Philip Simmons’ Wrought Iron Legacy
Wrought iron fences are as much of a tradition in Charleston as window boxes, colorful homes and sweet grass baskets.
You can spot the ironwork throughout the city’s fences, window grills, balconies, railings and gates that are embellished with the time-honored craft. The Jasper’s fencing along Broad Street pays tribute to this classic element of design. Once a symbol of wealth during the Colonial Era, the demand for craftsmen who harness the ornate ability to hand-forge the works of art remains strong. Today, wrought iron is a luxurious, refined accessory for Charleston’s homes, churches, banks and boutiques. This rare artistry is mastered by few, including the late craftsmen Philip Simmons, known as one of the most skilled ironworkers in the country. Philip’s remarkable gift has been a prevailing legacy throughout the Holy City and beyond.
Throughout his career, Philip designed over 500 wrought iron masterpieces and has been recognized with many honors including the South Carolina Hall of Fame and “The Order of the Palmetto,” South Carolina’s highest award. His talent and appreciation for the craft has fueled Charleston’s love for the ornamental decorations.
The Daniel Island-native realized his passion for wrought iron when he was a schoolboy in Charleston, admiring the ironwork on his walks to Buist School downtown. His curiosity grew by visiting craftsmen shops where artists blended creativity, patience and skill into beautiful works of art.
When Philip was 12 years old, he became a blacksmith apprentice to Peter Simmons, a local wheelwright. Philip learned the tradition of welding ornamental iron and began his fulfilling and passionate career during the 1930s.
During this era, wrought iron’s soaring popularity led to the rise of less expensive alternatives like cast iron and steel, but many Charleston residents maintained a fondness for the genuine craft by blacksmiths like Philip.
His iconic artistry is far different than manufactured cast iron, aluminum or steel imitations. Cast iron works are designed by pouring melted iron into a mold, whereas wrought iron is made by melding a heavy alloy with heat then hand-forging its design. The word “wrought” comes from the word “worked,” which is its significant distinction. Its beauty and respected craftsmanship make it a proud staple in the Holy City.
Philip’s work possesses more than just durable material, but a precision that makes you stop and appreciate its elegance.
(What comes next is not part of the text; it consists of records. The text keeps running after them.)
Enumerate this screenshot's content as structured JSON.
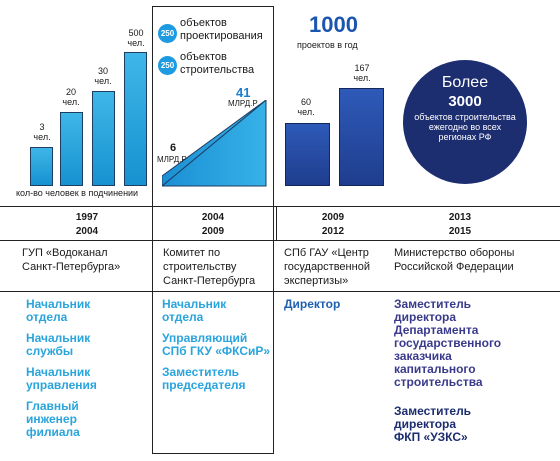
{
  "col1": {
    "bars": [
      {
        "value": "3",
        "unit": "чел."
      },
      {
        "value": "20",
        "unit": "чел."
      },
      {
        "value": "30",
        "unit": "чел."
      },
      {
        "value": "500",
        "unit": "чел."
      }
    ],
    "caption": "кол-во человек в подчинении"
  },
  "col2": {
    "badges": [
      {
        "number": "250",
        "text": "объектов проектирования"
      },
      {
        "number": "250",
        "text": "объектов строительства"
      }
    ],
    "budget_low": {
      "value": "6",
      "unit": "МЛРД.Р"
    },
    "budget_high": {
      "value": "41",
      "unit": "МЛРД.Р"
    }
  },
  "col3": {
    "big_number": "1000",
    "big_caption": "проектов в год",
    "bars": [
      {
        "value": "60",
        "unit": "чел."
      },
      {
        "value": "167",
        "unit": "чел."
      }
    ]
  },
  "col4": {
    "circle_line1": "Более",
    "circle_line2": "3000",
    "circle_line3": "объектов строительства ежегодно во всех регионах РФ"
  },
  "timeline": [
    {
      "start": "1997",
      "end": "2004"
    },
    {
      "start": "2004",
      "end": "2009"
    },
    {
      "start": "2009",
      "end": "2012"
    },
    {
      "start": "2013",
      "end": "2015"
    }
  ],
  "orgs": [
    {
      "line1": "ГУП «Водоканал",
      "line2": "Санкт-Петербурга»"
    },
    {
      "line1": "Комитет по",
      "line2": "строительству",
      "line3": "Санкт-Петербурга"
    },
    {
      "line1": "СПб ГАУ «Центр",
      "line2": "государственной",
      "line3": "экспертизы»"
    },
    {
      "line1": "Министерство обороны",
      "line2": "Российской Федерации"
    }
  ],
  "roles_col1": [
    {
      "l1": "Начальник",
      "l2": "отдела"
    },
    {
      "l1": "Начальник",
      "l2": "службы"
    },
    {
      "l1": "Начальник",
      "l2": "управления"
    },
    {
      "l1": "Главный",
      "l2": "инженер",
      "l3": "филиала"
    }
  ],
  "roles_col2": [
    {
      "l1": "Начальник",
      "l2": "отдела"
    },
    {
      "l1": "Управляющий",
      "l2": "СПб ГКУ «ФКСиР»"
    },
    {
      "l1": "Заместитель",
      "l2": "председателя"
    }
  ],
  "roles_col3": [
    {
      "l1": "Директор"
    }
  ],
  "roles_col4": [
    {
      "l1": "Заместитель",
      "l2": "директора",
      "l3": "Департамента",
      "l4": "государственного",
      "l5": "заказчика",
      "l6": "капитального",
      "l7": "строительства"
    },
    {
      "l1": "Заместитель",
      "l2": "директора",
      "l3": "ФКП «УЗКС»"
    }
  ],
  "colors": {
    "light_blue": "#29a4dc",
    "blue": "#1f5fb0",
    "navy": "#1c2d70"
  }
}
Next time you visit Liberty Square, the Charleston Visitor Center, or the Charleston International Airport, you’ll see Philip’s ornamental masterpieces hung on display even since his passing in 2009.
“Philip Simmons is a poet of ironwork. His ability to endow raw iron with pure lyricism is known and admired throughout, not only in South Carolina, but as evidenced by his many honors and awards, he is recognized in all of America,” said John Paul Huguley, Founder of the American College of the Building Arts.
Philip’s gift awarded him the National Heritage Fellowship, the highest honor traditional artist can receive by the National Endowment for the Arts. He is also honored in places like the National Museum of American History, the Museum of International Folk Art and the Atlanta History Center. After Philip retired from active forging, he intentionally invited tourists and students to his shop so they could learn more about the art.
When Philip passed away in 2009, his nephew and cousin, who were once his apprentices, took over his old workshop. They continue to actively forge while teaching visitors about the historic art of wrought iron decorations. Philip’s home next door was transformed into a museum for his wrought iron creations. You can also visit the Philip Simmons Memorial Garden on Anson Street, one of the most visited gardens in Charleston to witness a stunning oasis featuring fences and gates he handcrafted.